龍の年である。英語圏のdragonと、日本がイメージする龍とは必ずしも同一でないのかもしれないが。dragonをめぐることば。

dragon のイメージとしてポピュラーなのが、手におえない怪物。奥儀に通じた守護神。善悪を超越した(善悪が曖昧な)生き物。人間の本性の象徴…。

だから恐怖の対象にもなるし、それに乗れば強力な味方にもなる。こういうことわざがある。

"If you ignore the dragon, it will eat you. If you try to confront the dragon it will overpower you. If you ride the dragon, you will take advantage of its might and power."
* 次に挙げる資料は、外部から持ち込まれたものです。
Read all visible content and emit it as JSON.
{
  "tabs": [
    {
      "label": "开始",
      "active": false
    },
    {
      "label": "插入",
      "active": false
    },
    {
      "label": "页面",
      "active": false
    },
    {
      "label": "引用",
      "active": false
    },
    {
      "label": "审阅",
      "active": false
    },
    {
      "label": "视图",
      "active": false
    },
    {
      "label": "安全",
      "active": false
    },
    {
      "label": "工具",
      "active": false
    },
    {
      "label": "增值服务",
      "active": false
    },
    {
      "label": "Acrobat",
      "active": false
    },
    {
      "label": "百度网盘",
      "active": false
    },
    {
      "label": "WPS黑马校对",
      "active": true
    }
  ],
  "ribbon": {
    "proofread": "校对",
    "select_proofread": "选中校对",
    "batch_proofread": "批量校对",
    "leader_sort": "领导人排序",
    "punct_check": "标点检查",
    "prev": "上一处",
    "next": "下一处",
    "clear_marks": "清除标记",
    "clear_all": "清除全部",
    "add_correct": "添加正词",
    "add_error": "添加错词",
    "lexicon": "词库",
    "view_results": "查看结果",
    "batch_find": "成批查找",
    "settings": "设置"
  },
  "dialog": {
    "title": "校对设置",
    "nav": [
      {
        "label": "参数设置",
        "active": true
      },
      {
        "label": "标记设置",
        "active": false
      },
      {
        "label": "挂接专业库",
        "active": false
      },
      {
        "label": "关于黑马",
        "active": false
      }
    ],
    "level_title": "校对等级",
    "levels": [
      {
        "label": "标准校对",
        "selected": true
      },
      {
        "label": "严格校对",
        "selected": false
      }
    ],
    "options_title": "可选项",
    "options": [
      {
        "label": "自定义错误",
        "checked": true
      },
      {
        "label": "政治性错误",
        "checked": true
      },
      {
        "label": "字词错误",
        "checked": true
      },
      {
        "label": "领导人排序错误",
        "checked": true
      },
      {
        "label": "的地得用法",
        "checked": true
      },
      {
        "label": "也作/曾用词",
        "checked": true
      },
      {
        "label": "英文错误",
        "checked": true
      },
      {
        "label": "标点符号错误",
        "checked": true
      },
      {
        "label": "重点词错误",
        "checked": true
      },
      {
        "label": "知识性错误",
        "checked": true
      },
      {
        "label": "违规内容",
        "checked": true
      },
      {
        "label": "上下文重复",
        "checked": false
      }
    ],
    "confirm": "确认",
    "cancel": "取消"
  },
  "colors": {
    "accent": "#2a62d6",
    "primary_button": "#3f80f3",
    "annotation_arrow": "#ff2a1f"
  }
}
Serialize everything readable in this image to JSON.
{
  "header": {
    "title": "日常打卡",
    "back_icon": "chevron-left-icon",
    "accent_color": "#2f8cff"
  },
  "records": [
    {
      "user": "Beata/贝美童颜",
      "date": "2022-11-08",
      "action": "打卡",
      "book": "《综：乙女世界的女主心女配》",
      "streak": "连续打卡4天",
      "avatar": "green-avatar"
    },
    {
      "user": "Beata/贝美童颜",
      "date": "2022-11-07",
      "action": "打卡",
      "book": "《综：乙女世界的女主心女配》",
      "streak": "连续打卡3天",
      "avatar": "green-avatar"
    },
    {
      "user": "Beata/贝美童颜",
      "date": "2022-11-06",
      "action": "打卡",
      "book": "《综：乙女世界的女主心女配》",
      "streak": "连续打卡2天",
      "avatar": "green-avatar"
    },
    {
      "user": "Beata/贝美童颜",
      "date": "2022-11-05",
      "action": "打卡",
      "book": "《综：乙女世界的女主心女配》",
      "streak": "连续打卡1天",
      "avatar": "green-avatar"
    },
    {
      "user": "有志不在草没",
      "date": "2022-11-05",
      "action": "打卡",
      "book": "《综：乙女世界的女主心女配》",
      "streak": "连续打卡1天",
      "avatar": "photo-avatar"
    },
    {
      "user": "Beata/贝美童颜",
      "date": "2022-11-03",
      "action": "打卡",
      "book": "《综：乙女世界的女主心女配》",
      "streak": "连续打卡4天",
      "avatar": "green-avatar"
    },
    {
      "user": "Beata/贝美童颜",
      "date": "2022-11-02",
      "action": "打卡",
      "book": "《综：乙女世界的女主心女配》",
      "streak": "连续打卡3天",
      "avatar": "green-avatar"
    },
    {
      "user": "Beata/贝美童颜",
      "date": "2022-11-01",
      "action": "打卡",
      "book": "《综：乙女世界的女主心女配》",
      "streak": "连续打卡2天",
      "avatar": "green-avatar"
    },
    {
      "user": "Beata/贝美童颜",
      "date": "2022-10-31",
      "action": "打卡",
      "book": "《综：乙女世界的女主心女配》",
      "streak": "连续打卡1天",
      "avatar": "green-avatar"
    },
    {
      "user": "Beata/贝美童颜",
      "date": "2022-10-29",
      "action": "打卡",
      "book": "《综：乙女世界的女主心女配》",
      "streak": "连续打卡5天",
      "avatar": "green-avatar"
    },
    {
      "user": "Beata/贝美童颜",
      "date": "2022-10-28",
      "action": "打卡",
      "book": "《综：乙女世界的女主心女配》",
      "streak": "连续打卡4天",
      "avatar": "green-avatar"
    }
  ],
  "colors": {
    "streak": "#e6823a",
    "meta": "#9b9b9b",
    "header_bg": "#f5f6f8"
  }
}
(「ドラゴンを無視すれば、それに食われてしまうだろう。ドラゴンと闘おうとすれば、倒されてしまうだろう。だが、ドラゴンの背に乗れば、その力とエネルギーを利用することができる」)

ドラゴンの解釈は幅広い。ギリシア語のdrakonはderkomai= I see sharply.(はっきりと見る)。人間の本性をはっきりと見すえ、相手の魂のレベルに応じて脅威ともなるし味方にもなる、奥儀に通じたモンスター、それがドラゴンなのかも。(あくまで私の解釈ね)

東洋と西洋のそれぞれのよさをミックスすることで独自の地位を築いている香港のデザイナー、ヴィヴィアン・タムは、ドラゴンのモチーフを多用することで知られるが、ドラゴンについてこんな表現をしている。

"The dragon represents individuals who are always full of life and enthusiasm, with a reputation for being fun loving and innovative. This perfectly describes the woman for whom I design."

(「ドラゴンは、いつも生命力と情熱にあふれている人、楽しんで、常に新しいことにトライしている人の象徴です。私は、まさしくそんな女性のために服をデザインしているのです」)若干超訳入り。

で、この秋冬シーズンに展開された、タムの「Kissing Dragon」のロゴ。

Kissing_dragon

ドラゴンの背に乗せてもらうのにふさわしい人になりたい、と思った2012年の朝。